China, one of Malawi’s biggest export destinations, is facing slow economic growth rate as it battles a slumping real estate market, weak domestic demand and industrial production. At 6.9% growth rate (official), this is the lowest rate at which the economy has grown since 2010. For this year, the government was targeting a growth rate of 7% but indicators with regards to the state of fundamentals in the 3rd quarter already show that the intended progress is going to be a slow process if it can be achieved at all.
Further, some economists are being even skeptical about the correctness of the figures.
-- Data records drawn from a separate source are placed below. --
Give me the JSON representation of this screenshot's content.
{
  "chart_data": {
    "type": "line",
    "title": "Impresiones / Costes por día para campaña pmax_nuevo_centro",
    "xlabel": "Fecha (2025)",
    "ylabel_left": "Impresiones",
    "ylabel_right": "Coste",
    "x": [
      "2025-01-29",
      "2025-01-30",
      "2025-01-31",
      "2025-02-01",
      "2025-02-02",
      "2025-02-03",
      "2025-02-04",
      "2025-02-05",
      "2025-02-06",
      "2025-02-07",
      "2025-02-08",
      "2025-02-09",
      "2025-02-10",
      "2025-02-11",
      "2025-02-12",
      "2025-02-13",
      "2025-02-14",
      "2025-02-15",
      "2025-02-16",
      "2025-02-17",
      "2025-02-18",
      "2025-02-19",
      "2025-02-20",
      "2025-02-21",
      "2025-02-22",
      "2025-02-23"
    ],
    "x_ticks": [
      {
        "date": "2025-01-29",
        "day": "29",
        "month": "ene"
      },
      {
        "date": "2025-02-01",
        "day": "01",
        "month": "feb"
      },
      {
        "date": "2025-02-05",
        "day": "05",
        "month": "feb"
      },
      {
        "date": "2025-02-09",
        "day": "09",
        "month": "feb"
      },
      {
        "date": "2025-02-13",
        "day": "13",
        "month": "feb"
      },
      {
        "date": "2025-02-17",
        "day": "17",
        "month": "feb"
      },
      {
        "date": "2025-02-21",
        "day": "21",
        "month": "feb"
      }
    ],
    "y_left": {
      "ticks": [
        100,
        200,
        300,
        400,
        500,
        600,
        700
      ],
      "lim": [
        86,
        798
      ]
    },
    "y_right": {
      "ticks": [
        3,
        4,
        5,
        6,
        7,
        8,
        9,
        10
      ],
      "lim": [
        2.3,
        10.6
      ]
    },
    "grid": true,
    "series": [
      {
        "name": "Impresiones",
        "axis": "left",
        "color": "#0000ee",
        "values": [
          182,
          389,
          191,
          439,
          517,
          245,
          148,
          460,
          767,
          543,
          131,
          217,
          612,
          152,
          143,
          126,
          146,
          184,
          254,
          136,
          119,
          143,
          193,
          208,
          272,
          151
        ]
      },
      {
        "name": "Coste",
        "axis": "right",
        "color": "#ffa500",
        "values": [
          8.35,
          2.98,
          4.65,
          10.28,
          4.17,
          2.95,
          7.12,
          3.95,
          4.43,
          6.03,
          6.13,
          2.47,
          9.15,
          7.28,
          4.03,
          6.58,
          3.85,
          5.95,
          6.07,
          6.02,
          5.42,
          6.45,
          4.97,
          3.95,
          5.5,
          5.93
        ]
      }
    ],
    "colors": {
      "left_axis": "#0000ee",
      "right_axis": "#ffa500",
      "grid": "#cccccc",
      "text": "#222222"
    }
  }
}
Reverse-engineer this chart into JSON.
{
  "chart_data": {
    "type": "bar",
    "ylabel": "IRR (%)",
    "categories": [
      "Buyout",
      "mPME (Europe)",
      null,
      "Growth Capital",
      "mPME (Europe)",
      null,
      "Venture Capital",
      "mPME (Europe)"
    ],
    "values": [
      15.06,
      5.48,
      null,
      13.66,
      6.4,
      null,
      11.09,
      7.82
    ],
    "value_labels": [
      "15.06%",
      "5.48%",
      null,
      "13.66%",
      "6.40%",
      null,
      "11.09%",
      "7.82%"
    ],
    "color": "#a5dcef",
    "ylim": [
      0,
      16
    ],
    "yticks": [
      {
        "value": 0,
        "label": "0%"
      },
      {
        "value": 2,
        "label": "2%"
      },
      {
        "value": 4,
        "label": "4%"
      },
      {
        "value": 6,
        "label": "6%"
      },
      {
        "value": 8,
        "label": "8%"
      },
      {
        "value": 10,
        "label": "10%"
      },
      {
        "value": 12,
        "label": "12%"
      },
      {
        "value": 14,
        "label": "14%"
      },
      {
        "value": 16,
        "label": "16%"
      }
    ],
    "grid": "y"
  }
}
What is creating room for doubt is how key drivers (e.g. the construction sector) have remained stagnant and in contraction following the transformation from investment to consumption to demand-led growth which the government spear-headed. Thus, according to Quest Means Business (19 October, 2015), skeptics believe that the economy might be growing between 3-4% and that the official figures are just result of a deliberate move by the government to mis-inform investors as a way of rebuilding confidence in the economy.
Nonetheless, regardless of who is right or wrong, the economic effects of the developments in China are already being experienced in Africa. As an example, according to TradeMap (20 October, 2015), Malawi’s exports to China have been growing on an annual average of 15% for the past four years, however, growth rate for the year 2013 to 2014 has slowed to 2% due to the reduced Chinese import demand.